Under the new system, however, the warders have become targets. The numbers gangs are well aware that the consequences of their actions will not result in a beating or the death penalty, and therefore new initiates are encouraged to assault wardens.

One of the most compelling messages that the numbers gang members like to send to the warders is by holding up a mirror toward the warden. This derives from the traditional practice of holding up an image of an inmate. The message the numbers are said to be sending is, "We are what you are. You are an army, we are an army. Where you have a head of the prison, we will have a judge. Where you have a head of a section, we will have a general. Whatever you do to us, we will do to you in turn."

== The numbers network ==
One notable feature of the numbers gang is that it is a nationwide brotherhood that is prevalent in prisons across South Africa.

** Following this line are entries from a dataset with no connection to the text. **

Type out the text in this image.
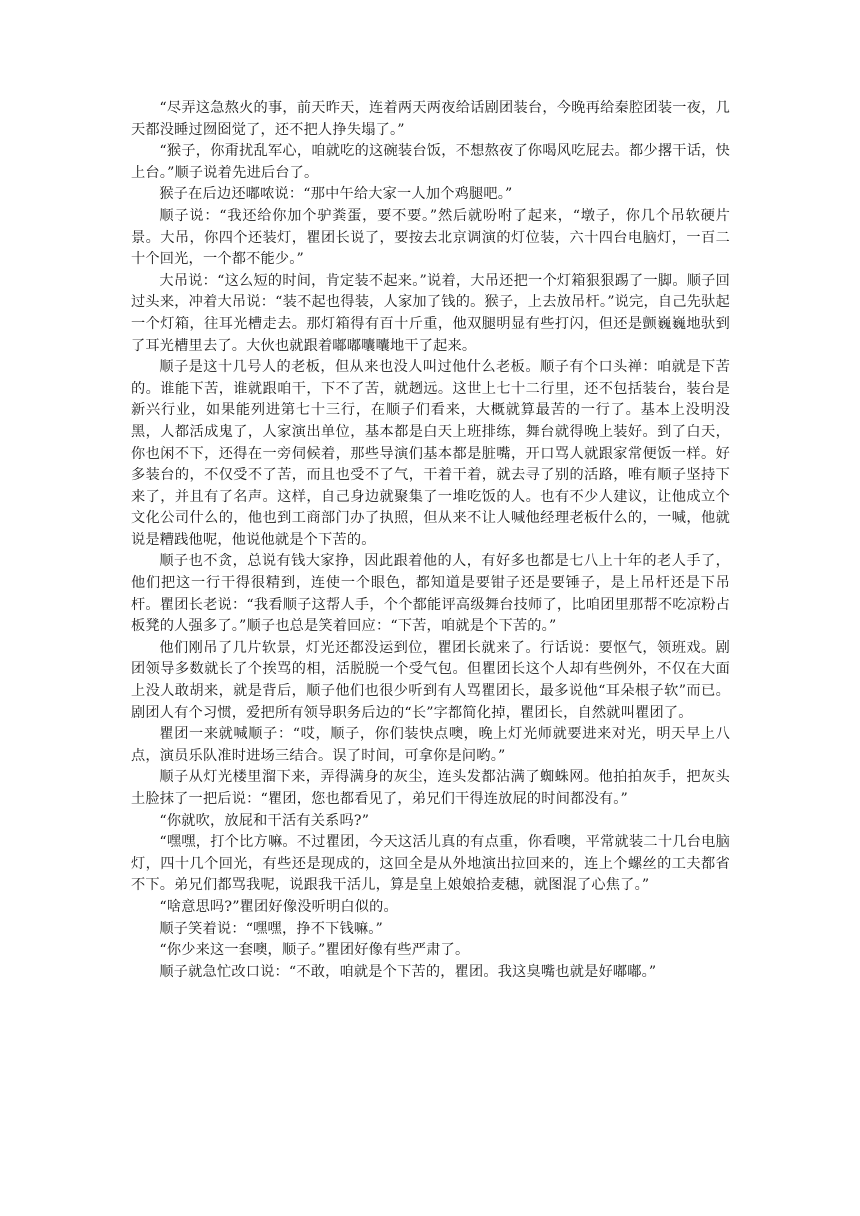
“尽弄这急熬火的事，前天昨天，连着两天两夜给话剧团装台，今晚再给秦腔团装一夜，几天都没睡过囫囵觉了，还不把人挣失塌了。”

“猴子，你甭扰乱军心，咱就吃的这碗装台饭，不想熬夜了你喝风吃屁去。都少撂干话，快上台。”顺子说着先进后台了。

猴子在后边还嘟哝说：“那中午给大家一人加个鸡腿吧。”

顺子说：“我还给你加个驴粪蛋，要不要。”然后就吩咐了起来，“墩子，你几个吊软硬片景。大吊，你四个还装灯，瞿团长说了，要按去北京调演的灯位装，六十四台电脑灯，一百二十个回光，一个都不能少。”

大吊说：“这么短的时间，肯定装不起来。”说着，大吊还把一个灯箱狠狠踢了一脚。顺子回过头来，冲着大吊说：“装不起也得装，人家加了钱的。猴子，上去放吊杆。”说完，自己先驮起一个灯箱，往耳光槽走去。那灯箱得有百十斤重，他双腿明显有些打闪，但还是颤巍巍地驮到了耳光槽里去了。大伙也就跟着嘟嘟囔囔地干了起来。

顺子是这十几号人的老板，但从来也没人叫过他什么老板。顺子有个口头禅：咱就是下苦的。谁能下苦，谁就跟咱干，下不了苦，就趔远。这世上七十二行里，还不包括装台，装台是新兴行业，如果能列进第七十三行，在顺子们看来，大概就算最苦的一行了。基本上没明没黑，人都活成鬼了，人家演出单位，基本都是白天上班排练，舞台就得晚上装好。到了白天，你也闲不下，还得在一旁伺候着，那些导演们基本都是脏嘴，开口骂人就跟家常便饭一样。好多装台的，不仅受不了苦，而且也受不了气，干着干着，就去寻了别的活路，唯有顺子坚持下来了，并且有了名声。这样，自己身边就聚集了一堆吃饭的人。也有不少人建议，让他成立个文化公司什么的，他也到工商部门办了执照，但从来不让人喊他经理老板什么的，一喊，他就说是糟践他呢，他说他就是个下苦的。

顺子也不贪，总说有钱大家挣，因此跟着他的人，有好多也都是七八上十年的老人手了，他们把这一行干得很精到，连使一个眼色，都知道是要钳子还是要锤子，是上吊杆还是下吊杆。瞿团长老说：“我看顺子这帮人手，个个都能评高级舞台技师了，比咱团里那帮不吃凉粉占板凳的人强多了。”顺子也总是笑着回应：“下苦，咱就是个下苦的。”

他们刚吊了几片软景，灯光还都没运到位，瞿团长就来了。行话说：要怄气，领班戏。剧团领导多数就长了个挨骂的相，活脱脱一个受气包。但瞿团长这个人却有些例外，不仅在大面上没人敢胡来，就是背后，顺子他们也很少听到有人骂瞿团长，最多说他“耳朵根子软”而已。剧团人有个习惯，爱把所有领导职务后边的“长”字都简化掉，瞿团长，自然就叫瞿团了。

瞿团一来就喊顺子：“哎，顺子，你们装快点噢，晚上灯光师就要进来对光，明天早上八点，演员乐队准时进场三结合。误了时间，可拿你是问哟。”

顺子从灯光楼里溜下来，弄得满身的灰尘，连头发都沾满了蜘蛛网。他拍拍灰手，把灰头土脸抹了一把后说：“瞿团，您也都看见了，弟兄们干得连放屁的时间都没有。”

“你就吹，放屁和干活有关系吗?”

“嘿嘿，打个比方嘛。不过瞿团，今天这活儿真的有点重，你看噢，平常就装二十几台电脑灯，四十几个回光，有些还是现成的，这回全是从外地演出拉回来的，连上个螺丝的工夫都省不下。弟兄们都骂我呢，说跟我干活儿，算是皇上娘娘拾麦穗，就图混了心焦了。”

“啥意思吗?”瞿团好像没听明白似的。

顺子笑着说：“嘿嘿，挣不下钱嘛。”

“你少来这一套噢，顺子。”瞿团好像有些严肃了。

顺子就急忙改口说：“不敢，咱就是个下苦的，瞿团。我这臭嘴也就是好嘟嘟。”
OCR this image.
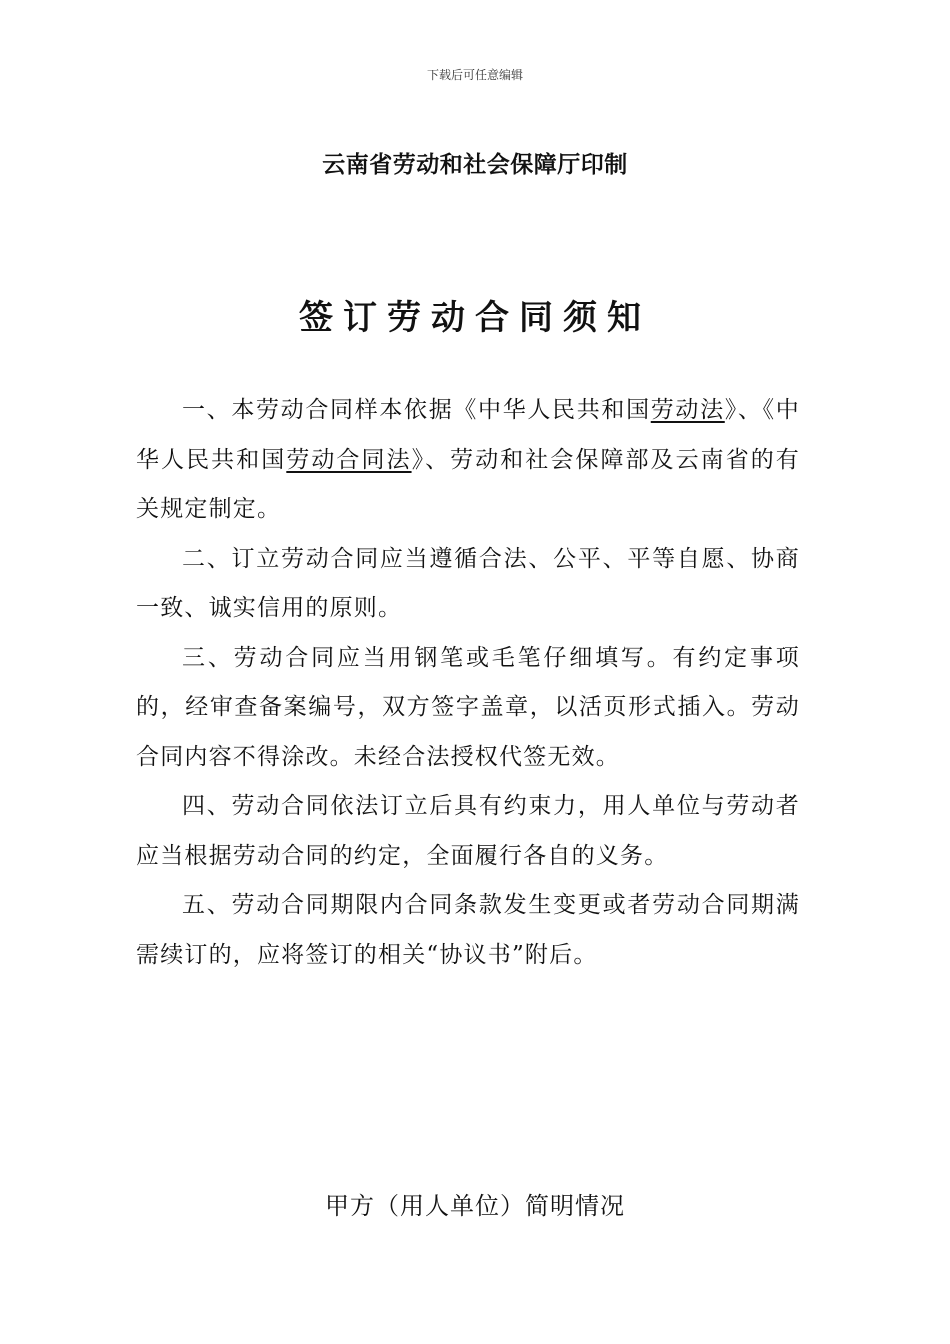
下载后可任意编辑
云南省劳动和社会保障厅印制
签订劳动合同须知

一、本劳动合同样本依据《中华人民共和国劳动法》、《中华人民共和国劳动合同法》、劳动和社会保障部及云南省的有关规定制定。

二、订立劳动合同应当遵循合法、公平、平等自愿、协商一致、诚实信用的原则。

三、劳动合同应当用钢笔或毛笔仔细填写。有约定事项的，经审查备案编号，双方签字盖章，以活页形式插入。劳动合同内容不得涂改。未经合法授权代签无效。

四、劳动合同依法订立后具有约束力，用人单位与劳动者应当根据劳动合同的约定，全面履行各自的义务。

五、劳动合同期限内合同条款发生变更或者劳动合同期满需续订的，应将签订的相关“协议书”附后。

甲方（用人单位）简明情况
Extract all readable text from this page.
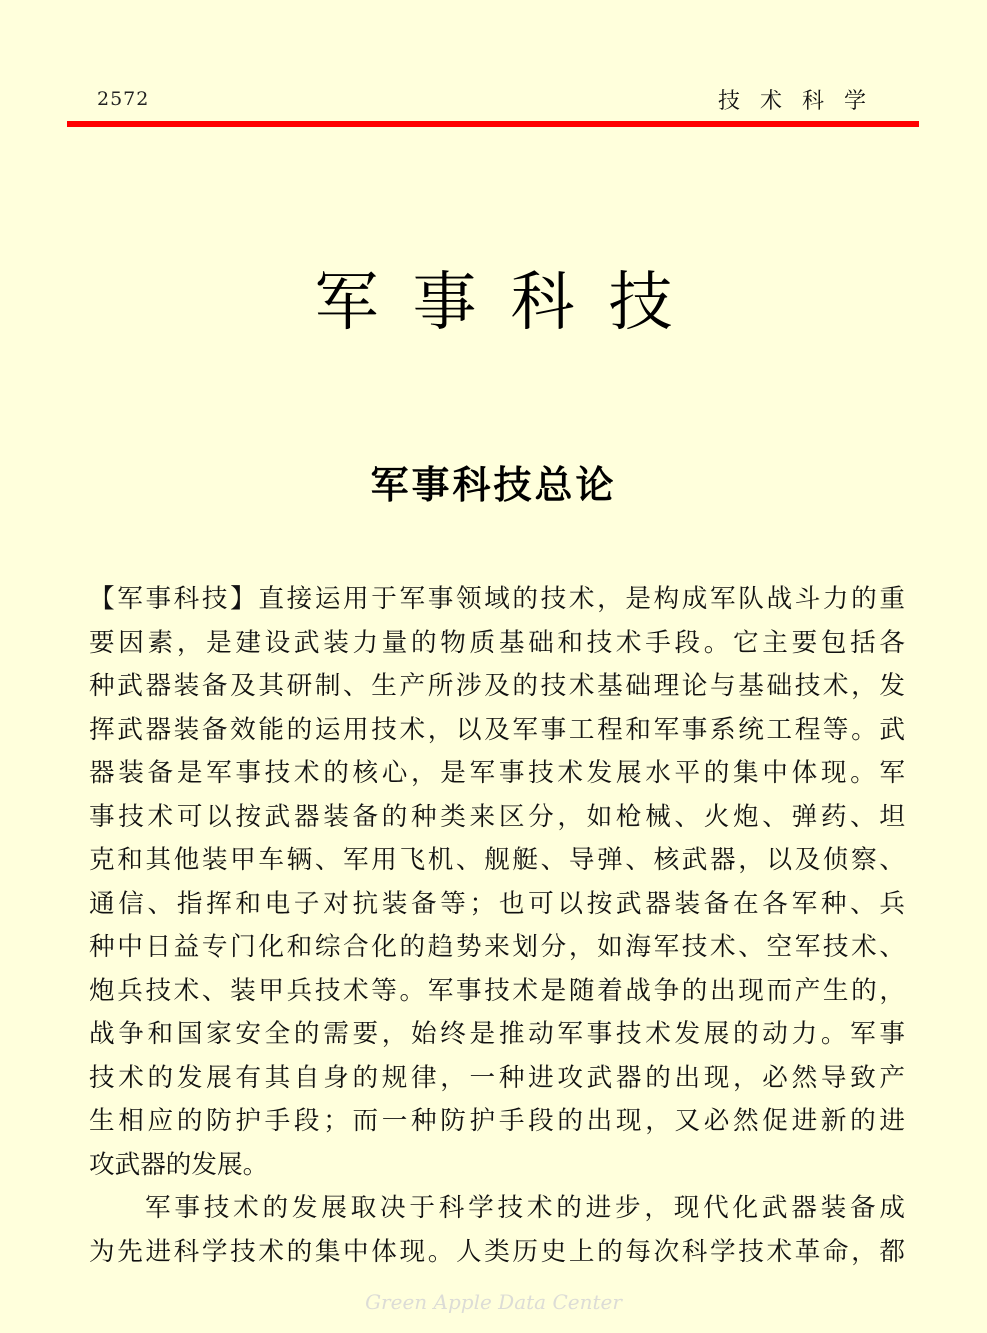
2572	技术科学
军事科技
军事科技总论
【军事科技】直接运用于军事领域的技术，是构成军队战斗力的重
要因素，是建设武装力量的物质基础和技术手段。它主要包括各
种武器装备及其研制、生产所涉及的技术基础理论与基础技术，发
挥武器装备效能的运用技术，以及军事工程和军事系统工程等。武
器装备是军事技术的核心，是军事技术发展水平的集中体现。军
事技术可以按武器装备的种类来区分，如枪械、火炮、弹药、坦
克和其他装甲车辆、军用飞机、舰艇、导弹、核武器，以及侦察、
通信、指挥和电子对抗装备等；也可以按武器装备在各军种、兵
种中日益专门化和综合化的趋势来划分，如海军技术、空军技术、
炮兵技术、装甲兵技术等。军事技术是随着战争的出现而产生的，
战争和国家安全的需要，始终是推动军事技术发展的动力。军事
技术的发展有其自身的规律，一种进攻武器的出现，必然导致产
生相应的防护手段；而一种防护手段的出现，又必然促进新的进
攻武器的发展。
军事技术的发展取决于科学技术的进步，现代化武器装备成
为先进科学技术的集中体现。人类历史上的每次科学技术革命，都
Green Apple Data Center
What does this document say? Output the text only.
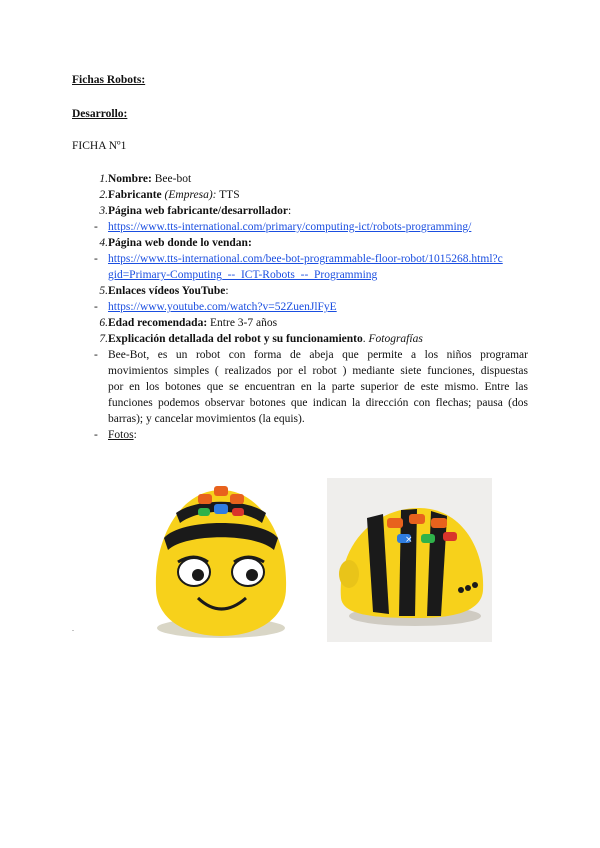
Fichas Robots:
Desarrollo:
FICHA Nº1
1. Nombre: Bee-bot
2. Fabricante (Empresa): TTS
3. Página web fabricante/desarrollador:
- https://www.tts-international.com/primary/computing-ict/robots-programming/
4. Página web donde lo vendan:
- https://www.tts-international.com/bee-bot-programmable-floor-robot/1015268.html?c
gid=Primary-Computing_--_ICT-Robots_--_Programming
5. Enlaces vídeos YouTube:
- https://www.youtube.com/watch?v=52ZuenJlFyE
6. Edad recomendada: Entre 3-7 años
7. Explicación detallada del robot y su funcionamiento. Fotografías
- Bee-Bot, es un robot con forma de abeja que permite a los niños programar
movimientos simples ( realizados por el robot ) mediante siete funciones, dispuestas
por en los botones que se encuentran en la parte superior de este mismo. Entre las
funciones podemos observar botones que indican la dirección con flechas; pausa (dos
barras); y cancelar movimientos (la equis).
- Fotos:
×
.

Members that betray the gang are not safe in almost any South African prison, as the numbers control all but a few prisons in South Africa. The secretive nature of the gang makes their system of communicating with other prisons unknown.

== General elections ==
Traditionally the 28 gang has been the dominant gang in Western Cape prisons. This still holds true in prisons such as Pollsmoor prison. However, the balance of power now varies from prison to prison over time. When one of the number gangs feels it can take control of the prison, they declare a "general election" in which an all-out war is waged, often lasting up to two years, until one gang is declared the "ruling party". Two famous cases of these wars were in Belville prison (1967–1969) and in Brandvlei prison (1974–1976). In both cases the 26s were declared the "ruling party".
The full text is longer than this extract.